Equal Pay Day Still Doesn't Come Soon Enough!

Hotel Voice, Spring 2020

March 31 is the year 2020's Equal Pay Day, an event designed to heighten awareness about the disparity in wages between men and women. Although equal pay has been the law since 1964, the truth is that women still receive less pay then men who have similar education, skills and experience. Today, women on average receive about 80% of the wages a man receives for the same work!

The gap in wages between men and women covers just about every non-union job classification imaginable. The damage caused by this gap is huge. An AFL-CIO survey conducted a few years ago found that 64% of the women interviewed were providing at least half of their family’s income Not only that, but today a full 42% of working women in the United States are the sole breadwinner for their families! This means that if all women were to get equal pay millions of families would benefit. In fact, the Department of Labor's own statistics show that more than 25 million children in the U.S. would benefit greatly from closing the gender pay gap.

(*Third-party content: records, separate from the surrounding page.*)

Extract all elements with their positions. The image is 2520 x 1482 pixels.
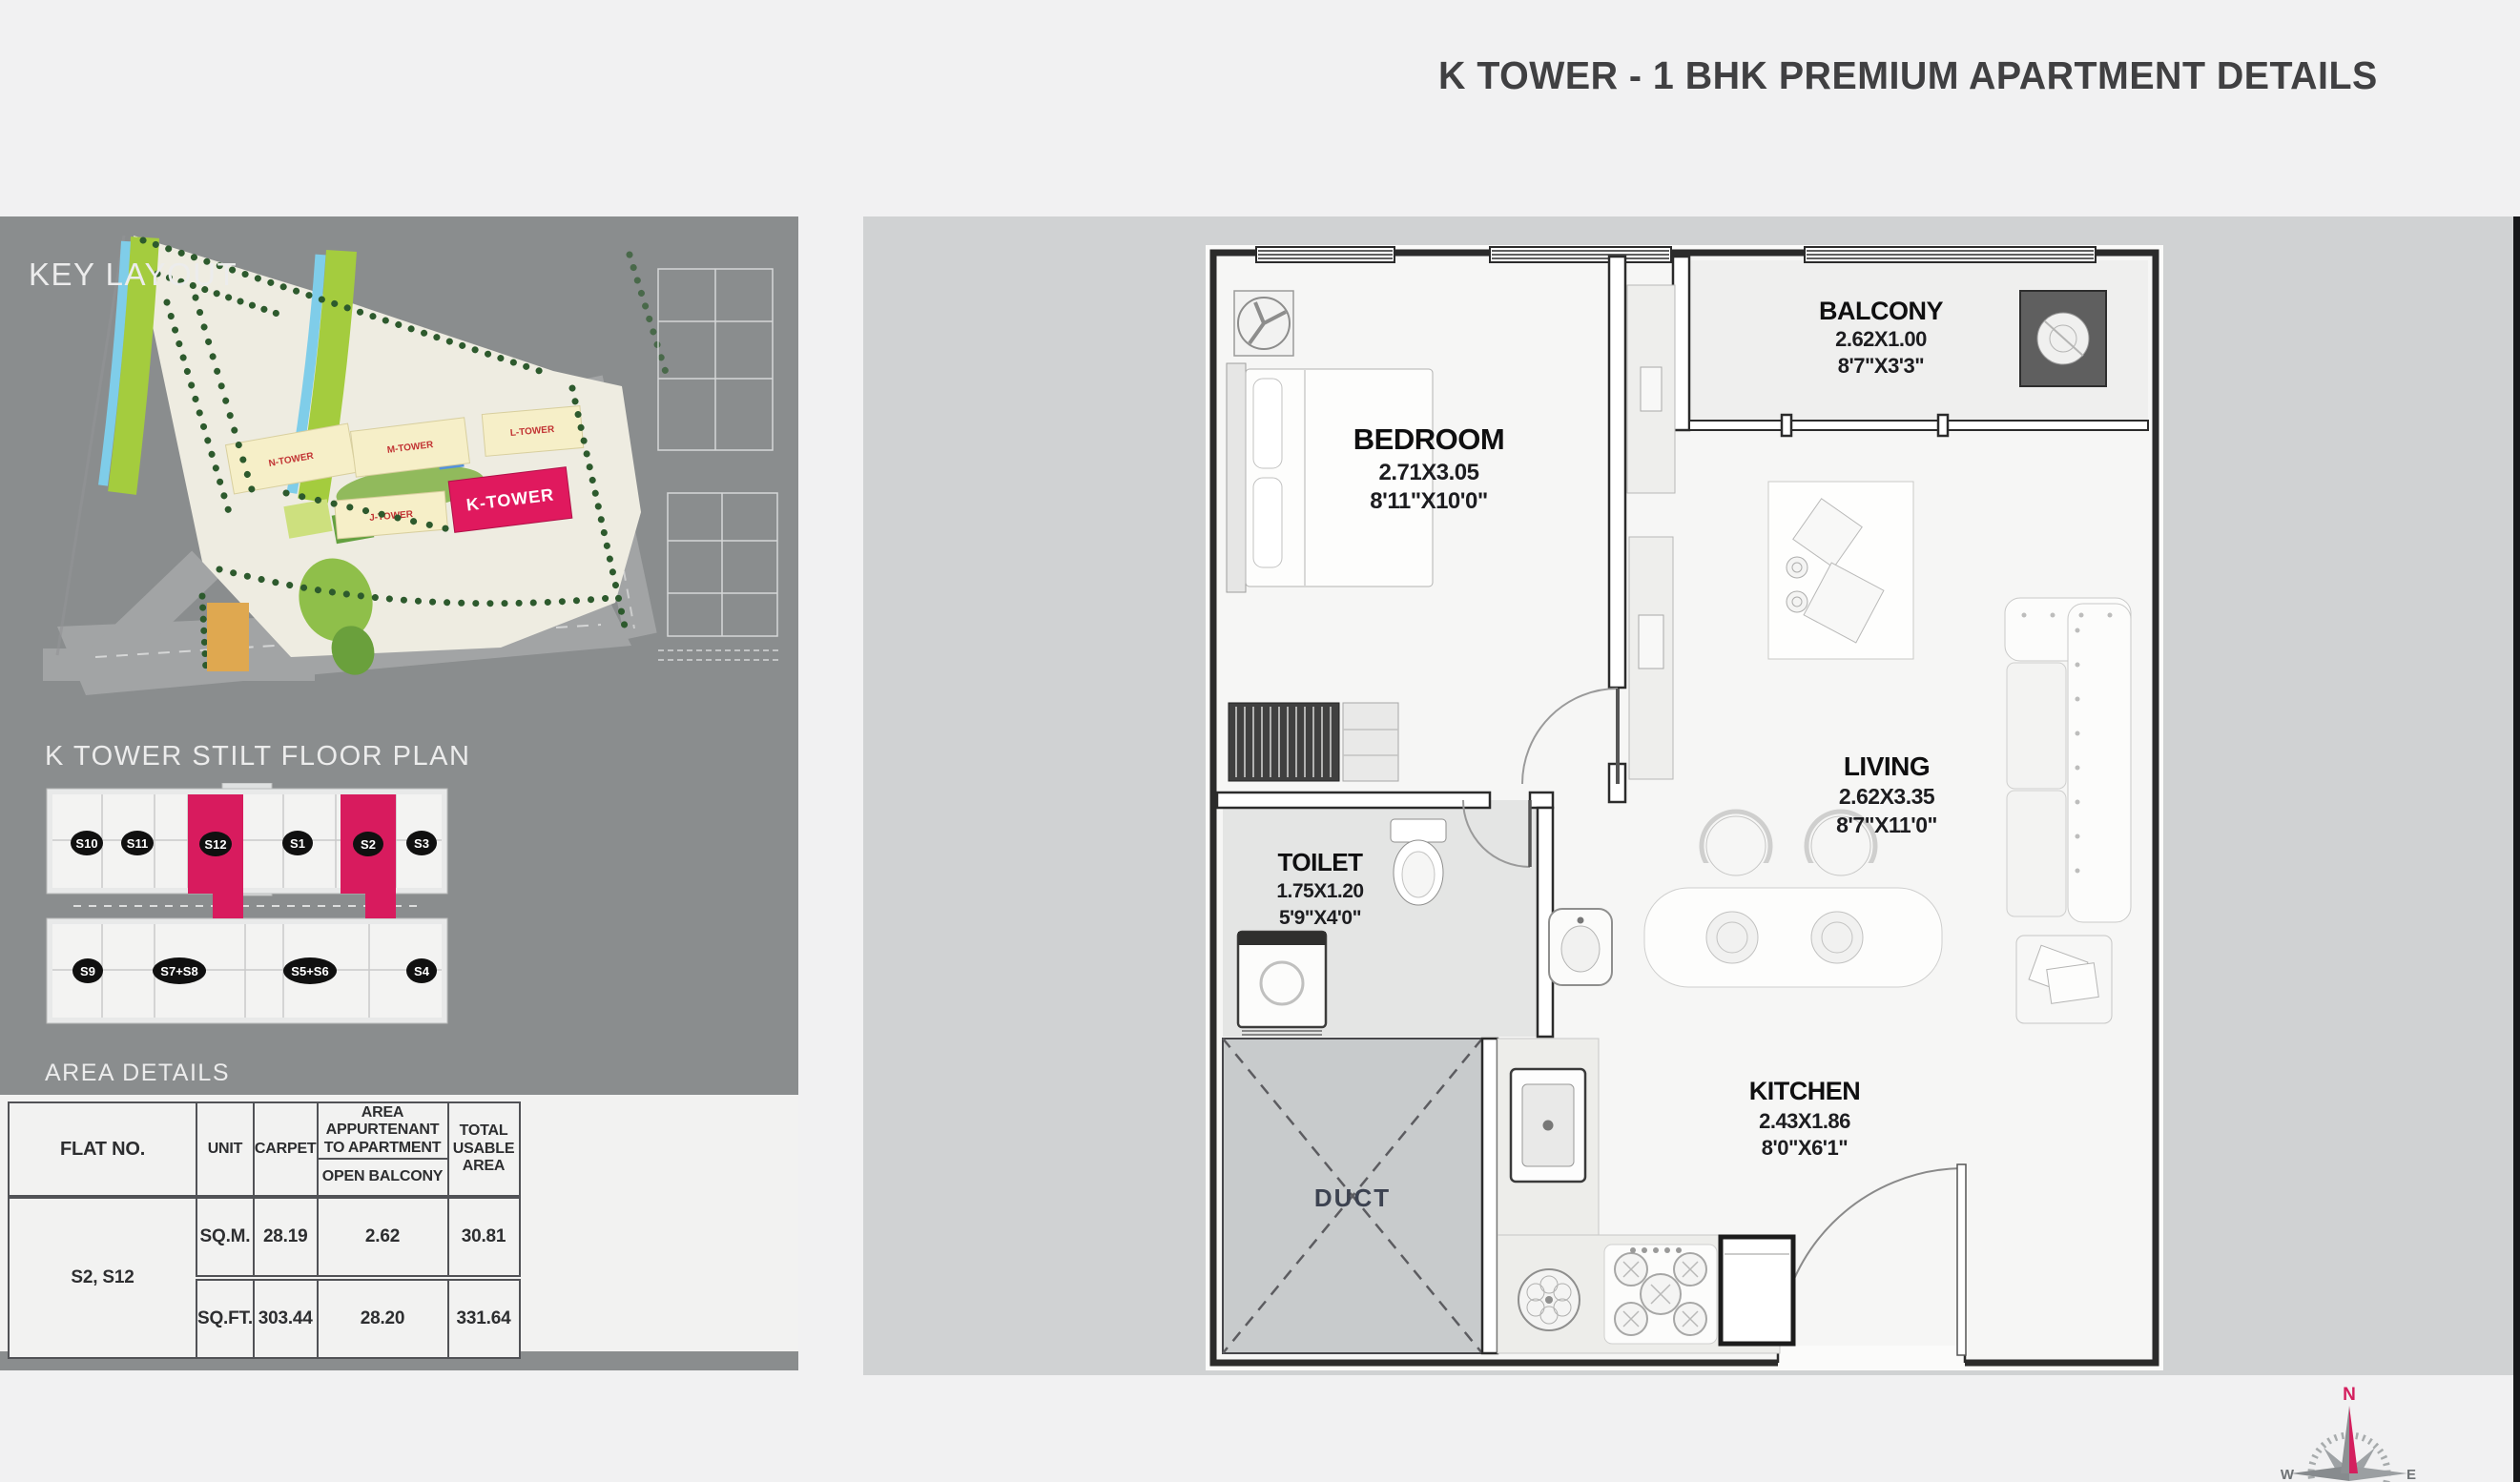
page-title: K TOWER - 1 BHK PREMIUM APARTMENT DETAIL… [1438, 53, 2409, 98]
unit-sqm: SQ.M. [196, 1197, 254, 1278]
wardrobe [1229, 703, 1398, 781]
key-layout-map: N-TOWER M-TOWER L-TOWER J-TOWER K-TOWER [0, 216, 798, 736]
grinder-plate [1518, 1269, 1580, 1330]
compass-east-label: E [2406, 1467, 2416, 1482]
svg-text:2.71X3.05: 2.71X3.05 [1379, 460, 1479, 485]
compass-north-label: N [2343, 1385, 2356, 1405]
ceiling-fan-icon [1234, 291, 1293, 356]
unit-badge-s10: S10 [75, 836, 97, 851]
window-edge-line [2513, 216, 2520, 1482]
kitchen-sink [1511, 1069, 1585, 1182]
living-label: LIVING 2.62X3.35 8'7"X11'0" [1836, 751, 1937, 837]
svg-text:8'7"X11'0": 8'7"X11'0" [1836, 813, 1937, 837]
svg-text:1.75X1.20: 1.75X1.20 [1276, 880, 1363, 902]
toilet-label: TOILET 1.75X1.20 5'9"X4'0" [1276, 848, 1363, 929]
stilt-floor-plan: S10 S11 S12 S1 S2 S3 S9 S7+S8 S5+S6 S4 [45, 783, 450, 1029]
kitchen-label: KITCHEN 2.43X1.86 8'0"X6'1" [1749, 1077, 1861, 1160]
col-header-unit: UNIT [196, 1102, 254, 1197]
duct-shaft: DUCT [1223, 1039, 1498, 1353]
col-header-total-usable: TOTAL USABLE AREA [448, 1102, 520, 1197]
svg-text:2.62X1.00: 2.62X1.00 [1835, 327, 1927, 351]
stilt-heading: K TOWER STILT FLOOR PLAN [45, 741, 470, 772]
washbasin [1549, 909, 1612, 985]
compass-west-label: W [2281, 1467, 2295, 1482]
balcony-planter [2020, 291, 2106, 386]
unit-badge-s3: S3 [414, 836, 429, 851]
key-layout-heading: KEY LAYOUT [29, 257, 238, 293]
coffee-table [1768, 482, 1913, 659]
svg-text:BALCONY: BALCONY [1819, 297, 1943, 325]
gas-stove [1604, 1245, 1717, 1344]
svg-text:TOILET: TOILET [1278, 848, 1364, 876]
unit-sqft: SQ.FT. [196, 1278, 254, 1358]
area-details-card: FLAT NO. UNIT CARPET AREA APPURTENANT TO… [0, 1095, 798, 1351]
side-table [2016, 936, 2112, 1023]
unit-badge-s2: S2 [361, 837, 376, 852]
unit-badge-s1: S1 [290, 836, 305, 851]
right-panel: DUCT [863, 216, 2520, 1375]
balcony-sqft: 28.20 [318, 1278, 448, 1358]
svg-text:2.62X3.35: 2.62X3.35 [1839, 784, 1935, 809]
washing-machine [1238, 932, 1326, 1035]
duct-label: DUCT [1314, 1184, 1391, 1212]
svg-text:8'0"X6'1": 8'0"X6'1" [1762, 1136, 1848, 1160]
unit-badge-s12: S12 [204, 837, 226, 852]
flat-no-value: S2, S12 [9, 1197, 196, 1358]
svg-text:BEDROOM: BEDROOM [1353, 422, 1504, 456]
floor-plan-sheet: { "title": "K TOWER - 1 BHK PREMIUM APAR… [0, 0, 2520, 1482]
site-orange-block [207, 603, 249, 671]
refrigerator [1721, 1237, 1793, 1344]
svg-text:8'7"X3'3": 8'7"X3'3" [1838, 354, 1924, 378]
svg-text:KITCHEN: KITCHEN [1749, 1077, 1861, 1105]
unit-badge-s5s6: S5+S6 [291, 964, 328, 978]
area-details-table: FLAT NO. UNIT CARPET AREA APPURTENANT TO… [8, 1101, 521, 1359]
total-sqm: 30.81 [448, 1197, 520, 1278]
table-row-sqm: S2, S12 SQ.M. 28.19 2.62 30.81 [9, 1197, 520, 1278]
col-header-flat-no: FLAT NO. [9, 1102, 196, 1197]
carpet-sqft: 303.44 [254, 1278, 318, 1358]
svg-text:LIVING: LIVING [1844, 751, 1930, 781]
balcony-sqm: 2.62 [318, 1197, 448, 1278]
col-header-carpet: CARPET [254, 1102, 318, 1197]
svg-text:8'11"X10'0": 8'11"X10'0" [1370, 488, 1487, 514]
unit-badge-s9: S9 [80, 964, 95, 978]
area-details-heading: AREA DETAILS [45, 1060, 230, 1087]
unit-badge-s11: S11 [127, 836, 148, 851]
unit-badge-s4: S4 [414, 964, 430, 978]
svg-text:2.43X1.86: 2.43X1.86 [1759, 1109, 1850, 1133]
col-header-area-appurtenant: AREA APPURTENANT TO APARTMENT [318, 1102, 448, 1159]
wc [1391, 819, 1446, 905]
total-sqft: 331.64 [448, 1278, 520, 1358]
unit-badge-s7s8: S7+S8 [160, 964, 197, 978]
sofa [2005, 598, 2131, 922]
compass-rose: N W E [2278, 1381, 2421, 1482]
col-header-open-balcony: OPEN BALCONY [318, 1159, 448, 1197]
apartment-floor-plan: DUCT [1206, 245, 2163, 1370]
carpet-sqm: 28.19 [254, 1197, 318, 1278]
svg-text:5'9"X4'0": 5'9"X4'0" [1279, 907, 1361, 929]
left-panel: N-TOWER M-TOWER L-TOWER J-TOWER K-TOWER … [0, 216, 798, 1370]
adjacent-building-outlines [658, 269, 782, 660]
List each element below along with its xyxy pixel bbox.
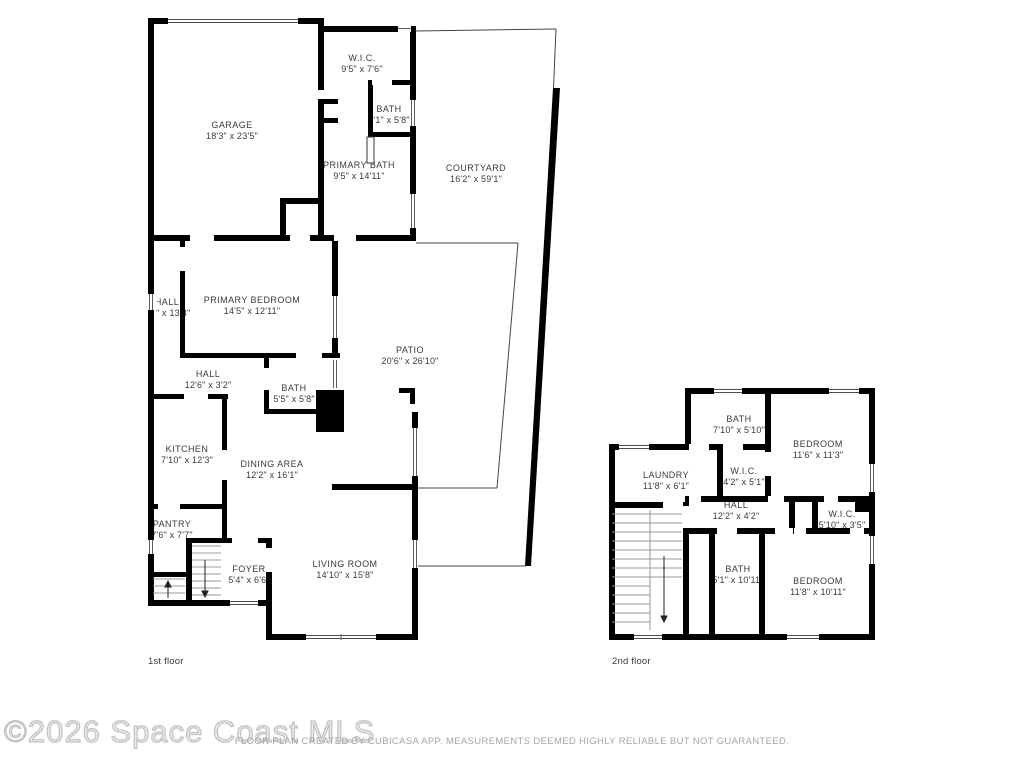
floor-plan-page: GARAGE 18'3" x 23'5" W.I.C. 9'5" x 7'6" … [0,0,1024,768]
room-name: HALL [185,369,232,380]
room-label-garage: GARAGE 18'3" x 23'5" [206,120,258,142]
room-label-kitchen: KITCHEN 7'10" x 12'3" [161,444,213,466]
room-dims: 14'10" x 15'8" [313,570,378,581]
room-name: PRIMARY BATH [323,160,395,171]
room-label-wic-mid-2f: W.I.C. 4'2" x 5'1" [723,466,765,488]
room-dims: 20'6" x 26'10" [381,356,438,367]
room-dims: 11'8" x 6'1" [643,481,689,492]
room-label-primary-bedroom: PRIMARY BEDROOM 14'5" x 12'11" [204,295,300,317]
stairs-second-floor [612,510,682,630]
room-label-bath-bottom-2f: BATH 5'1" x 10'11" [712,564,763,586]
room-name: BATH [713,414,765,425]
room-label-hall-mid: HALL 12'6" x 3'2" [185,369,232,391]
room-dims: 7'10" x 5'10" [713,425,765,436]
stairs-first-floor [153,546,221,595]
room-label-bedroom-se: BEDROOM 11'8" x 10'11" [790,576,846,598]
caption-second-floor: 2nd floor [612,656,651,667]
room-dims: 5'10" x 3'5" [819,520,866,531]
room-name: BATH [273,383,315,394]
room-name: LAUNDRY [643,470,689,481]
room-label-laundry: LAUNDRY 11'8" x 6'1" [643,470,689,492]
room-label-bath-small-1f: BATH 4'1" x 5'8" [368,104,410,126]
room-name: PRIMARY BEDROOM [204,295,300,306]
cubicasa-disclaimer: FLOOR PLAN CREATED BY CUBICASA APP. MEAS… [0,736,1024,747]
room-dims: 4'1" x 5'8" [368,115,410,126]
room-name: BATH [712,564,763,575]
room-dims: 4'2" x 5'1" [723,477,765,488]
room-label-pantry: PANTRY 7'6" x 7'7" [151,519,193,541]
floorplan-drawing [0,0,1024,768]
window-lines [150,20,874,641]
stair-arrow-second-floor [661,556,667,622]
room-label-foyer: FOYER 5'4" x 6'6" [228,564,270,586]
room-label-dining-area: DINING AREA 12'2" x 16'1" [241,459,304,481]
room-label-living-room: LIVING ROOM 14'10" x 15'8" [313,559,378,581]
room-label-patio: PATIO 20'6" x 26'10" [381,345,438,367]
room-name: BEDROOM [790,576,846,587]
room-label-wic-east-2f: W.I.C. 5'10" x 3'5" [819,509,866,531]
room-name: DINING AREA [241,459,304,470]
room-label-wic-1f: W.I.C. 9'5" x 7'6" [341,53,383,75]
room-dims: 12'2" x 16'1" [241,470,304,481]
room-name: COURTYARD [446,163,506,174]
room-label-hall-west: HALL 3'6" x 13'3" [144,297,191,319]
room-name: FOYER [228,564,270,575]
room-name: PATIO [381,345,438,356]
walls-first-floor [148,18,560,640]
room-label-hall-2f: HALL 12'2" x 4'2" [713,500,760,522]
room-dims: 3'6" x 13'3" [144,308,191,319]
room-dims: 12'6" x 3'2" [185,380,232,391]
room-name: KITCHEN [161,444,213,455]
wall-openings [148,18,875,640]
room-name: W.I.C. [341,53,383,64]
room-dims: 9'5" x 14'11" [323,171,395,182]
room-dims: 9'5" x 7'6" [341,64,383,75]
room-name: LIVING ROOM [313,559,378,570]
outdoor-boundary-lines [416,29,556,566]
room-dims: 12'2" x 4'2" [713,511,760,522]
stair-arrows-first-floor [165,560,208,598]
room-dims: 16'2" x 59'1" [446,174,506,185]
room-name: BATH [368,104,410,115]
room-label-bedroom-ne: BEDROOM 11'6" x 11'3" [793,439,844,461]
room-dims: 5'4" x 6'6" [228,575,270,586]
room-dims: 7'10" x 12'3" [161,455,213,466]
room-dims: 5'5" x 5'8" [273,394,315,405]
room-name: BEDROOM [793,439,844,450]
room-name: GARAGE [206,120,258,131]
room-name: W.I.C. [723,466,765,477]
room-dims: 7'6" x 7'7" [151,530,193,541]
room-name: HALL [144,297,191,308]
room-dims: 14'5" x 12'11" [204,306,300,317]
room-dims: 18'3" x 23'5" [206,131,258,142]
room-name: PANTRY [151,519,193,530]
room-label-primary-bath: PRIMARY BATH 9'5" x 14'11" [323,160,395,182]
room-label-bath-top-2f: BATH 7'10" x 5'10" [713,414,765,436]
room-name: HALL [713,500,760,511]
room-label-bath-mid-1f: BATH 5'5" x 5'8" [273,383,315,405]
room-dims: 11'8" x 10'11" [790,587,846,598]
room-name: W.I.C. [819,509,866,520]
room-dims: 5'1" x 10'11" [712,575,763,586]
room-label-courtyard: COURTYARD 16'2" x 59'1" [446,163,506,185]
room-dims: 11'6" x 11'3" [793,450,844,461]
caption-first-floor: 1st floor [148,656,184,667]
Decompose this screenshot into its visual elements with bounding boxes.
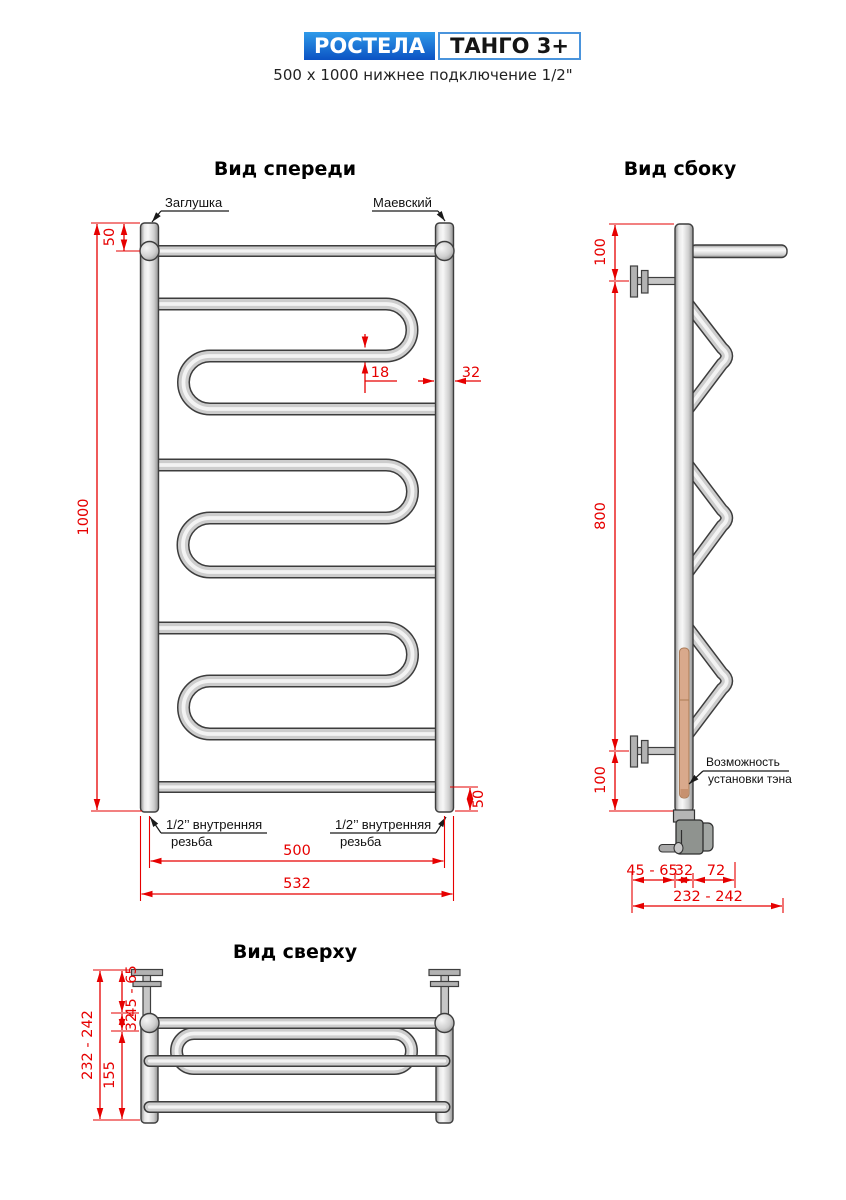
top-bar-side xyxy=(690,245,787,258)
technical-drawing: Вид спереди Заглушка Маевский 1/2’’ внут… xyxy=(0,0,846,1200)
dim-top-offset: 50 xyxy=(102,228,118,246)
top-joint-right xyxy=(435,1014,454,1033)
dim-overall-width: 532 xyxy=(283,876,311,892)
dim-wall-gap-side: 45 - 65 xyxy=(626,863,677,879)
front-view-title: Вид спереди xyxy=(214,158,356,180)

Call it pay discrimination. It is a situation where laws including the Lilly Ledbetter Act signed by President Obama in 2009 have brought about improvement but have not completely solved the problem. In the most recent measurement of pay discrimination, women were receiving 80 cents for every dollar men received on the job. The difference of 20 cents on every dollar really mounts up. It means that, depending on occupation, the average 25-year-old working woman could lose between $200,000 and $700,000 to unequal pay during her working life!

The difference in pay between men and women creates other problems. Because women are paid less, they have less money to save for the future and, in many cases, they will receive lower Social Security payments when they retire. Statistics also show that women in non-union jobs receive smaller pensions than men, if the employer has a pension plan at all. In fact, in the last year this statistic was measured women’s private pension benefits were less than half those of men!

The statistics are even worse for women of color. African-American women earn only 61 cents for every dollar African American men earn. Latinas earn 53 cents for every dollar that Latinos earn. Asian Pacific American women earn at least 20% less than Asian Pacific American men.

When pay discrimination between women and men is classified by career, it shows how widespread and unfair the problem is. Women doctors earn about $500 less per week than male doctors. Non-union women clericals receive about $100 less per week than male clericals. The 90% of nurses who are women earn $30 less per week than the ten percent of nurses who are men. Women lawyers earn nearly $300 less per week than male lawyers. Women accountants earn $200 a week less than men in the same job.

The same is true in the non-union hotels and restaurants, where pay discrimination is often rampant. Room attendants, cleaners, food servers, bartenders and cashiers are all positions in non-union hotels and restaurants where women are often paid less than men. These aren’t our statistics, they are statistics that were gathered by the U.S. Department of Labor. And they are clear proof that union membership makes a huge difference for women, as well as men.

There is other proof that union membership makes a huge difference for women, and it can be found right here in the Hotel Trades Council. As many of you may know, there was a long period of time when room attendants were paid less per week than their male counterparts who are called housemen. It took a long and difficult fight by our union that included arbitrations, federal lawsuits, rallies and other steps, but it finally resulted in the equalization of wages between room attendants and housemen in 1990. For room attendants who were 25 years old in 1990 and who expect to work until retirement age, this battle the Union fought on their behalf will mean a difference of at least $50,000 in pay. But while we can all celebrate our own union’s successful fight for equal pay, we must not forget that even today there are millions of non-union women in the United States who suffer pay discrimination every week.

Equal Pay Day calls attention to the persistent moral and economic injustice working women face. For a woman to earn as much as a man, she has to work a full year, plus 91 extra days, all the way to March 31—which is why that date is Equal Pay Day in 2020. Yes, it used to be worse. In 1963, when President John F. Kennedy signed the Equal Pay Act, women were paid only 59 cents for every dollar men made. So, while it can be said that progress has been made and that Equal Pay Day came much sooner this year than it did when the Equal Pay Act was enacted, it isn’t soon enough. It will only be truly Equal Pay Day when men and women at all jobs in all industries and professions are paid equally!